Nicht immer klar, woher das Geld kommt
Zumindest Bern wird sich in Zukunft kaum mehr aus den Fifa-Töpfen bedienen, wie aus der Medienmitteilung der Stadt hervorgeht. «Die Stadt prüft, bei der Geldaufnahme künftig ethische Beurteilungskriterien zu berücksichtigen», heisst es darin. Wobei das nicht so einfach sein dürfte, wie Finanzdirektor Martin Aebersold schreibt.
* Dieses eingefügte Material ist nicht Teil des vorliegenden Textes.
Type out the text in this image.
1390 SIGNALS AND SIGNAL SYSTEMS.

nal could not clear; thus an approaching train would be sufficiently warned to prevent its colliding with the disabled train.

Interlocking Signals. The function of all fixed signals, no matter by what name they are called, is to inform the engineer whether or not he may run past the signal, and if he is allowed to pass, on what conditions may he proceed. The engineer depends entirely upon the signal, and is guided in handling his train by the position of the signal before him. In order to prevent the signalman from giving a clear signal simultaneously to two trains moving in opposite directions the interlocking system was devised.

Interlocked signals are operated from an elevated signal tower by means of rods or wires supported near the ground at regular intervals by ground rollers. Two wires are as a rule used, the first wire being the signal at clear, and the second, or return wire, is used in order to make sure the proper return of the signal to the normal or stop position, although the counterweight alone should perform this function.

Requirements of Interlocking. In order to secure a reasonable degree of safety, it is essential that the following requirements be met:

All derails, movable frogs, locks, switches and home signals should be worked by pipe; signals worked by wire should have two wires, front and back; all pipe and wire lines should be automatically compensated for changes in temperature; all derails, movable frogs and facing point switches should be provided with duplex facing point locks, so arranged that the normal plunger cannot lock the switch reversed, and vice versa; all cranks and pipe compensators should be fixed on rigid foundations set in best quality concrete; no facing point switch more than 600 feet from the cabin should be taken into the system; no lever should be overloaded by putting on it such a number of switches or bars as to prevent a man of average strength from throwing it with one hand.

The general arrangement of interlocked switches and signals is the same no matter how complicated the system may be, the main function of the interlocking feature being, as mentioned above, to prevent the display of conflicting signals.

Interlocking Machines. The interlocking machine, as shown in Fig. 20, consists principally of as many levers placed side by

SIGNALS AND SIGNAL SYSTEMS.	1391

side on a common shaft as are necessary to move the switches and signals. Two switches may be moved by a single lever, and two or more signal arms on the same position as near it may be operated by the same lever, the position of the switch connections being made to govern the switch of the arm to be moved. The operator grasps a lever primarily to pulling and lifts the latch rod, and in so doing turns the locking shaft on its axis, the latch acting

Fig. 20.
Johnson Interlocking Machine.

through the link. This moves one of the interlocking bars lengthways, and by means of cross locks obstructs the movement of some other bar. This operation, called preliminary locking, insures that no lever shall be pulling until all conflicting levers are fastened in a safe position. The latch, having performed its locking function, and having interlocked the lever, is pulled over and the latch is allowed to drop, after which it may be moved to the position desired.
Denn es gebe heute keine breit etablierten, einheitlichen Vorgaben zur Bewertung von Ethik- und Nachhaltigkeitskriterien bei Fremdfinanzierungen. Und selbst wenn: Bern besorgte sich das Geld – wie alle anderen Gemeinden auch – über Fintech-Plattformen. In Bern war das die Finanzierungsplattform Loanboox. Dadurch könne nicht sichergestellt werden, dass keine unerwünschten Gelder bei der Stadt platziert werden: Erhalte man ein Finanzierungsangebot, sei in vielen Fällen unbekannt, woher das Geld tatsächlich stammt.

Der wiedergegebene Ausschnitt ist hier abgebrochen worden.